Çünkü beynimiz canlı devredir.[1] Hatırlanan her bilgi canlandırılan her şey beyinde yeniden yaşanır. Yani olayı yaşarken olan biten şey hatırlarken de beyinde benzer bir biçimde aktif bir süreçle tekrar yaşanır. Yani hafızamıza bir anı veya olay gelince aktif bir biçimde yeniden bu anıdaki hisleri, deneyimi bizdeki etkisini yaşarız. Beynimize olaylar bu nedenle çok öznel bir biçimde kodlanır.
Sorunuza daha doğrudan bir cevap verirsek canlandırdığınız olayı da beyniniz kendi öznel durumuna göre işler veya yeniden canlandırır. Örneğin yılan sizin korktuğunuz bir hayvan ise yılanla ilgili birşey düşünmek size her zaman korku hissini belli ölçüde yaşatır. Ancak yılandan korkmayan biri için bu canlandırma korku unsuru içermez. İşte bu tam da özel ve öznel zihin deneyimi demektir. Beyniniz sizin zihninizdeki öznelliği size her durumda yaşatır. Bu nedenle herkesin zihninin öznelliği deneyimlerine, anılarına yaşadıklarına ve bunların o kişi üzerindeki etkisine göre parmak izi kadar öznel bir yapıdadır.

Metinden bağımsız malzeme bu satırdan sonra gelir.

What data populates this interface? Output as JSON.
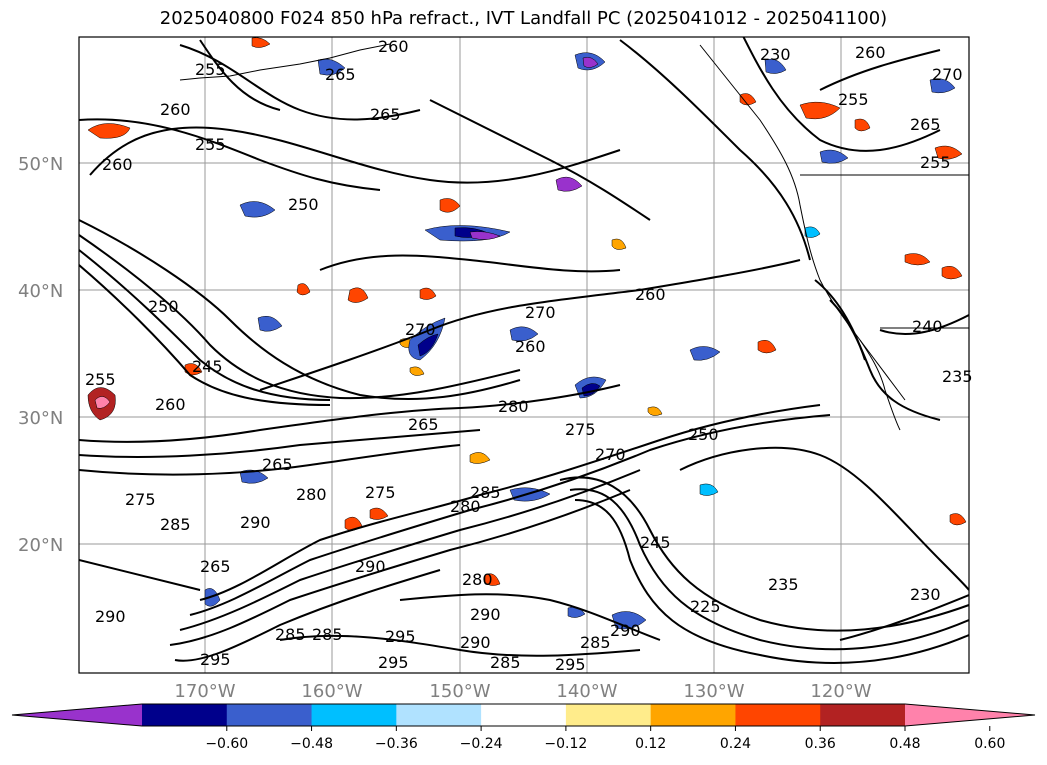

Beynimiz canlı devre olduğundan her gördüğümüz, izlediğiniz canlandırdığımız, hayal ettiğimiz veya hatırladığımız şeyde bize bu öznellikte öne çıkan unsurları yaşatır. (mesela korku gibi veya kendi aşk acınızın benzerliği olan bir aşk hikayesi duyduğunuz da veya izlediğinizde size kendi acınızı) son olarak bu öznelliği yaşamanızın nedeni örneğin elinizin kesildiği bir anınız olsa ve siz bunu hatırlasanız beyniniz size bu acıyı da belli ölçüde o an yaşatır. Ancak bu sadece beyinde olmaz. Bedende de belli ölçüde yaşanır. Bunu ayna nöronlar sağlar. Yani siz bu anıyı hatırlayınca beyniniz elinize yeniden sinyal gönderir ve aynı olayı yaşanır gibi simüle eder. Böylece beyniniz size o acıyı az yada çok o an yaşatır. Mesela bazı kanlı film sahnelerini izleyen insanlarda sahnedeki kesilme vs gibi olayları izleyememe sebebi de tam budur. Çünkü o an beyinleri bu kişilere o acıyı aslında bedeninde ifade ederek yaşatır. Bazı kişiler sahnedeki olay nedeniyle örneğin kolunu bile acıyı hisseder gibi tutar vs fiziksel tepkiye bile durumu dönüştürebilir. Yani kısacası biz tam anlamıyla 'canlı'yız. Bu 'canlı'lık içinde zihin deneyimimiz her duruma göre adeta biçimden biçime (desenden desene) giriyor her an hissedebiliyor yaşayabiliyor öznel durumuna göre deneyim oluşturabiliyor.
Kaynaklar
- D. Eagleman. (2021). Canlı Devre: Durmaksızın Değişen Beynin İçyüzü. ISBN: 9786051981901. Yayınevi: Domingo Yayınları.